DORA’S Regulation Impact on Third Party Providers

The financial sector has long been a key area of focus for regulators around the world, with operational resilience being a top concern. Recently, the European Union (EU) introduced the Digital Operational Resilience Act (DORA) to establish a comprehensive regulatory framework for the operational resilience of the EU’s financial sector.

The DORA will have a significant impact on financial institutions and their third-party service providers. To gain a better understanding of how DORA will impact third-party providers, we sat down with Gerd Hado, Director at Facilization for Business Development and Marketing, to discuss their perspective on the regulation.

Interviewer: What do you think are the benefits of DORA for the financial industry as a whole?

GH: The Digital Operational Resilience Act (DORA) aims at ensuring the operational resilience of the financial sector in the face of increasing digitalization and cyber threats. The DORA seeks to establish a harmonized framework for information and communication technology (ICT) risk management for financial institutions, including banks, investment firms, insurance companies, and trading venues.

The DORA is important for financial institutions because it requires them to assess and manage their ICT risks in a more comprehensive and proactive manner, ensuring that they are able to withstand and recover from cyber incidents and other operational disruptions. This will help to protect their customers, maintain market stability, and promote innovation and growth.

Interviewer: How do you think DORA will impact third-party service providers like Facilization?

GH: DORA has already had an impact on our business, as we work closely with financial institutions to provide them with the technology solutions they need to manage their operations. The regulation requires us to ensure that our products and services are compliant with the DORA framework, which means we’ll need to have a better understanding of the digital operational risks our clients are facing and how we can help mitigate those risks.

Interviewer: That makes sense. Can you give us some examples of how the DORA is affecting your company?

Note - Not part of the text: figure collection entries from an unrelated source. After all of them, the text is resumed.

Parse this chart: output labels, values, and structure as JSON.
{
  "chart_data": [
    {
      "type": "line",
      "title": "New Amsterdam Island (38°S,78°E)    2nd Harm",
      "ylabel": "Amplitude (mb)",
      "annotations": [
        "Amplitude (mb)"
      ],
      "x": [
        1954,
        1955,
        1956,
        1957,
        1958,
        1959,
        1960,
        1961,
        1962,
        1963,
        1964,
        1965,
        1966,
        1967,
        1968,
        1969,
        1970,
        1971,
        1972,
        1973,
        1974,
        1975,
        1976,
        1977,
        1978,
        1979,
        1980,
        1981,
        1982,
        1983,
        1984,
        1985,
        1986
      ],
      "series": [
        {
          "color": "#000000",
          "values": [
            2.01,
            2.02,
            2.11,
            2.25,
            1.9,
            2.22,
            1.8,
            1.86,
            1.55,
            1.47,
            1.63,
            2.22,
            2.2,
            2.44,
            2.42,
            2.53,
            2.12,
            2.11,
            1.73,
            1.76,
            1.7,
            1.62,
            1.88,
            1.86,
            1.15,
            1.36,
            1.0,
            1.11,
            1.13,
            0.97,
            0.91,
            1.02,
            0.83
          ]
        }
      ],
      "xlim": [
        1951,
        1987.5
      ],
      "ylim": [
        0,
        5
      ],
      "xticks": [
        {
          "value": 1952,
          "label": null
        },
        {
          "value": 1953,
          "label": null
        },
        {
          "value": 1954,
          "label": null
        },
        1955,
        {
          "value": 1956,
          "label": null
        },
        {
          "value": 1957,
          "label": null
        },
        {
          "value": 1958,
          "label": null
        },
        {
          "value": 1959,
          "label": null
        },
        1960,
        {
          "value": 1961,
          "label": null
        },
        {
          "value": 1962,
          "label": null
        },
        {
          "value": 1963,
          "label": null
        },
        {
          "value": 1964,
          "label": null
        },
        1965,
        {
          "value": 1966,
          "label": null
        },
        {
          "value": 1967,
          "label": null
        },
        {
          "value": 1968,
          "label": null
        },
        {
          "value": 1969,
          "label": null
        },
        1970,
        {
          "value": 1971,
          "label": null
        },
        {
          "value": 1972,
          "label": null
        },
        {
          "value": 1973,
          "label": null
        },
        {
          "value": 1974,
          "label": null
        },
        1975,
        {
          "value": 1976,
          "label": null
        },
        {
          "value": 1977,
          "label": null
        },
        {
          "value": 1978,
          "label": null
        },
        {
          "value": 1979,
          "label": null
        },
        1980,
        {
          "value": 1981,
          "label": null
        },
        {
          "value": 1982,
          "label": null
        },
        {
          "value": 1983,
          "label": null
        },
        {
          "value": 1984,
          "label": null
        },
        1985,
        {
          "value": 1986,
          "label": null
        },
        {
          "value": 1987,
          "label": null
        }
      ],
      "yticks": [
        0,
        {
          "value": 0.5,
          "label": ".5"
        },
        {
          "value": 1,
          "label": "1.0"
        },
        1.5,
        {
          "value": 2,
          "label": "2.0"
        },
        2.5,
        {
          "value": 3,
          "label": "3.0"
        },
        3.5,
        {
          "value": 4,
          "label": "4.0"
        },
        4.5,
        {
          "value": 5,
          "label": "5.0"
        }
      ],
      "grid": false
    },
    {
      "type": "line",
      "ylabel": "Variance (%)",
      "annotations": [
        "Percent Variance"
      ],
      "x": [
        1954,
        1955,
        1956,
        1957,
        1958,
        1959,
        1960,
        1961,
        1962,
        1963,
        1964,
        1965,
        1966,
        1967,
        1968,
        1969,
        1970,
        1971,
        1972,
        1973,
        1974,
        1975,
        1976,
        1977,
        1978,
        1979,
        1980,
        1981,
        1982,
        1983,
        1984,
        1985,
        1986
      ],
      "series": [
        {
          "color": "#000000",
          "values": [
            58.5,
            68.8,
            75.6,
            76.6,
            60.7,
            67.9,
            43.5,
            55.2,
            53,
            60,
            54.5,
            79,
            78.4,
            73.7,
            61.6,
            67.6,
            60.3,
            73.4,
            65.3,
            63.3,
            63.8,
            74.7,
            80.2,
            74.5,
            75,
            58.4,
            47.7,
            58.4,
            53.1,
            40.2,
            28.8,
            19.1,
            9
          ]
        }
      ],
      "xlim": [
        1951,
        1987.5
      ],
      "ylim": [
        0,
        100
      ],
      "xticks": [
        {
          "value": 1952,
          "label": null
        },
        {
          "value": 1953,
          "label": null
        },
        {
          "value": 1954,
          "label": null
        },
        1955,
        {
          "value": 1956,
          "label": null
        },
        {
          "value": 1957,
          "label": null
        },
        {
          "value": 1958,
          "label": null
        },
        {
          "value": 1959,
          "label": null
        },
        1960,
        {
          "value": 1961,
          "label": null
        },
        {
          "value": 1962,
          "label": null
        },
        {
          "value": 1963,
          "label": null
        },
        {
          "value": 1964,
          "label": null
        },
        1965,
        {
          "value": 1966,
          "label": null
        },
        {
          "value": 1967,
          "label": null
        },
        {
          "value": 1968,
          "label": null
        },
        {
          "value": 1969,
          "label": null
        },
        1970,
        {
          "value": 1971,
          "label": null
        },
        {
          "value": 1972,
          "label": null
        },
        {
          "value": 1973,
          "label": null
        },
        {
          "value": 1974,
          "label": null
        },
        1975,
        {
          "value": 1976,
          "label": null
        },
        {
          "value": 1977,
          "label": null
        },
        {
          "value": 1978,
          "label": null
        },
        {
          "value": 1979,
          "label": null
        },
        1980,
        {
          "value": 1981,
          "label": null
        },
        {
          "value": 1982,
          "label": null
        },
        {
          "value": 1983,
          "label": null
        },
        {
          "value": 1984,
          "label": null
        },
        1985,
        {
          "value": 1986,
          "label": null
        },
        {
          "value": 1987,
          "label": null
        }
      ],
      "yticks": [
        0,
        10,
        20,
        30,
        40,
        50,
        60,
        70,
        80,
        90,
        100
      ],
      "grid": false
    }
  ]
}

GH: Sure. As I’ve already mentioned one of the main challenges is ensuring that our products and services are fully integrated into our clients’ systems, as we’ll need to have a comprehensive understanding of their critical information systems and digital assets. This will require an ongoing coordination and communication with our clients, as well as a greater level of collaboration between our teams. Another challenge will be keeping up with the evolving threat landscape and adapting our products and services accordingly. Staying informed about emerging risks and vulnerabilities and be prepared to update our solutions to address these risks is vital within our industry.

Interviewer: How are you catering for or planning to address these challenges?

GH: We have already updated our internal processes to ensure that we’re compliant with DORA. This includes reviewing our information security management, which is based on ISO 27001, our own critical information systems, and digital assets, as well as reviewing and updating our risk management framework. We’re also investing in our internal training and education programs to ensure that all our employees are constantly aware of the new requirements and have the knowledge and skills needed to comply with them. In terms of keeping up with the evolving threat landscape, we’re working closely with industry experts and participating in various forums and working groups to stay informed about emerging risks and vulnerabilities. We’re also investing in research and development to ensure that our products and services are always up-to-date and able to address new and emerging risks.

Interviewer: What impact will the Digital Operational Resilience Act (DORA) have on business development?

GH: The DORA will have both positive and negative impacts on business development for companies operating in the financial sector, including third-party service providers. On the positive side, the DORA creates opportunities for companies that can provide IT solutions that meet the operational resilience requirements set out in the regulation. When the bank has a problem, it is a problem for all. The DORA also creates opportunities for consulting and advisory services that can help financial institutions navigate the new regulatory framework. On the negative side, complying with the DORA increases the cost of doing business for companies operating in the financial sector. Companies need to provision for investing in new technologies, security protocols, and testing procedures to ensure compliance with the regulation. This could lead to higher prices for their services, which may impact their ability to compete in the market. Overall, the impact of the DORA on business development will depend on how companies adapt to the new regulatory framework. Companies that can demonstrate their operational resilience and compliance with the DORA will have a competitive advantage, while those that fail to comply may face increased costs and a competitive disadvantage.

Interviewer: Thank you for your insights. Do you have any final thoughts on the DORA?

GH: I think that the DORA is an important step towards ensuring the operational resilience of the EU’s financial sector. As a third-party service provider, we welcome the increased focus on operational resilience and security. We believe that the DORA will help to raise the overall standard of IT solutions provided to financial institutions, and ultimately, benefit their customers. However, we also recognize that complying with the DORA is a significant challenge, and we will need to work closely with our clients to ensure that we meet their needs and the requirements of the regulation.